Even if flags aren’t modeled correctly on ARM yet, it seems like this instruction could be forced to a high register safely,

but unfortunately I don’t understand the target code enough yet to implement this.

The other (ugly and slow) option might be to encode the low-register versions with a PUSH Rm / POP Rd pair when

on ARMv5 or less.

Any thoughts?

-Gordon Keiser

Software Development Engineer

Arxan Technologies, Inc.

1305 Cumberland Ave, Ste 215

West Lafayette, IN

47906

Hi Gordon,

You're talking about Thumb mode code here, right? As I understand it, the ARM mode MOV instruction is valid for everything ARMv4 and up. (nit picky side note: CPY is an obsolete mnemonic as of the introduction of unified syntax)

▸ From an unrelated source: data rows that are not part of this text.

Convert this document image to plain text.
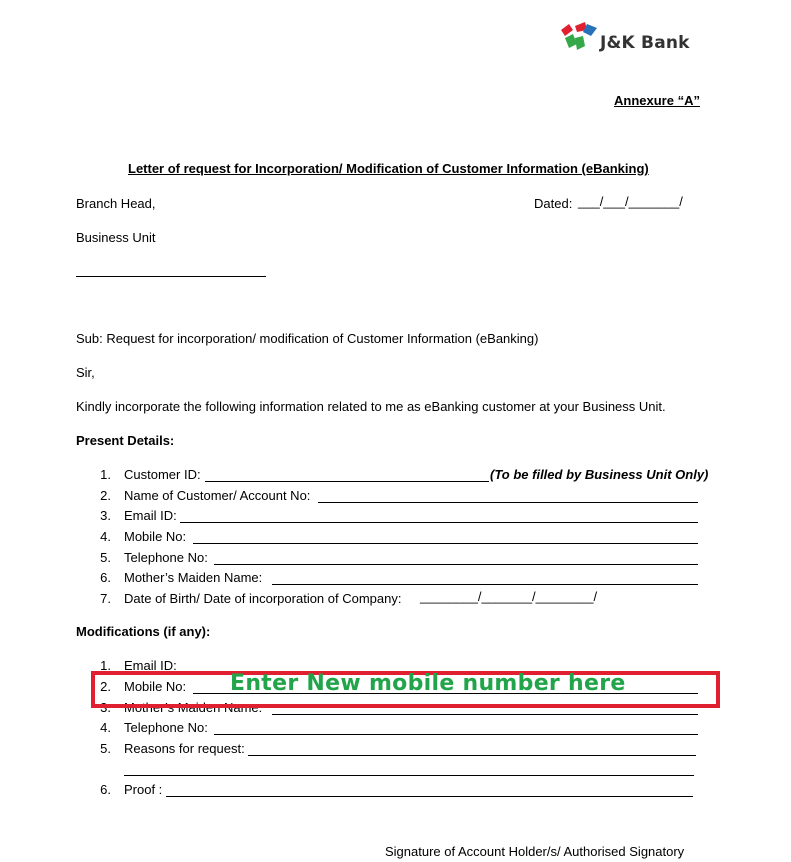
J&K Bank
Annexure “A”
Letter of request for Incorporation/ Modification of Customer Information (eBanking)
Branch Head,	Dated: ___/___/_______/
Business Unit
Sub: Request for incorporation/ modification of Customer Information (eBanking)
Sir,
Kindly incorporate the following information related to me as eBanking customer at your Business Unit.
Present Details:
1. Customer ID:	(To be filled by Business Unit Only)
2. Name of Customer/ Account No:
3. Email ID:
4. Mobile No:
5. Telephone No:
6. Mother’s Maiden Name:
7. Date of Birth/ Date of incorporation of Company: ________/_______/________/
Modifications (if any):
1. Email ID:
2. Mobile No:
3. Mother’s Maiden Name:
4. Telephone No:
5. Reasons for request:
6. Proof :
Enter New mobile number here
Signature of Account Holder/s/ Authorised Signatory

Assuming so, using a high register causes headaches, as R8+ are call preserved registers, and the Thumb push/pop instructions can't reference them. LLVM's Thumb1 prologue/epilogue code doesn't know how. It could, of course, but the code would be pretty ugly. r12 might work, though, since the lifetime for these uses is only two instructions.

These days, ARM does model the condition codes at least somewhat. There should be explicit or implicit defs of CPSR for any instruction that clobbers them. That gives the basic tools to be able to handle this, anyway. The register allocator expects to be able to insert a copy instruction w/o side-effects, though, and not having one can potentially cause problems. Jakob would be able to more specifically comment on what's required there.

Off the top of my head, I'd consider leaving the copy instructions as pseudos until the ARMExpandPseudos pass. Keep track there of whether the CPSR is live and when we see a copy, do whatever tricks we can to try to use a good instruction, including reordering instructions if necessary and possible. That seems a bit heavyweight though, so hopefully someone has a better idea.

-Jim

That's right. The register allocator will insert copies and spill/fill instructions anywhere it feels like it.

It might be an option to simply bundle the CPSR def and use instructions, so CPSR is never live outside a bundle.

/jakob